One thing not mentioned is how important it is to acknowledge the comments too. People are taking their time to review your PR, and not even giving a reaction will make the commenter question whether or not it was even received. I'm not looking to throw my thoughts out into the aether. That's what microblogging platforms are for!

I can't tell you how many times I got no response/acknowledgement on a comment that actually surfaced something critical. I haven't been keeping track, but I think my comments could have prevented dozens of outages at this point. It's quite exhausting. In my own experience, the worst offenders of this are senior devs.

> Why approve, if I’ve left comments that I think are worth implementing? > > Because I trust my team. I know that my comments will be considered, and if they’re useful, implemented.

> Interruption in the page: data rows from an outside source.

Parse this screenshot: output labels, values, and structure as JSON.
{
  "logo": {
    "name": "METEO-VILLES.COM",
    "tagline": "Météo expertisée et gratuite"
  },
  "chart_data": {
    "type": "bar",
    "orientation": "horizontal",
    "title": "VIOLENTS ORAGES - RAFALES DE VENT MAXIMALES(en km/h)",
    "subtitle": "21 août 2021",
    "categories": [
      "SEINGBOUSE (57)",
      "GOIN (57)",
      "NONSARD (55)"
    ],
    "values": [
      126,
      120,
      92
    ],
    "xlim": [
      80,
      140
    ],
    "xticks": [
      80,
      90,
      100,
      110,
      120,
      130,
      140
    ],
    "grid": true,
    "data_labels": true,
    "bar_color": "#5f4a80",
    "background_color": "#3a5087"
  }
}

I do this a lot too. It's critical that PR authors don't burn that trust either. If they make substantial changes that warrant another review, I hope they do request it. Too many times in my career have colleagues just went ahead and made bad changes after my approval that I would have easily caught, merge, and things go

High trust, high alignment environments move so fast, and you know when you're in one and know when you have your colleagues' trust. It feels really good!

jt2190 3 hours ago | parent [-]

Isn’t a change to the code that incorporates your suggestions enough acknowledgment? Presumably the code change would be required to get your approval?

gedge 3 hours ago | parent [-]

Of course! I didn't state it explicitly, but what I was referring to were comments that went completely unacknowledged in any way, be it explicit or implicit. No changes. No reaction. No "resolve comment". Radio silence.

As mentioned, I've experienced it too many times where not addressing a question/concern I put on the pull request led to outages that could have been avoided. I think it's typically a certain personality. It's not a common occurrence, but I have experienced it.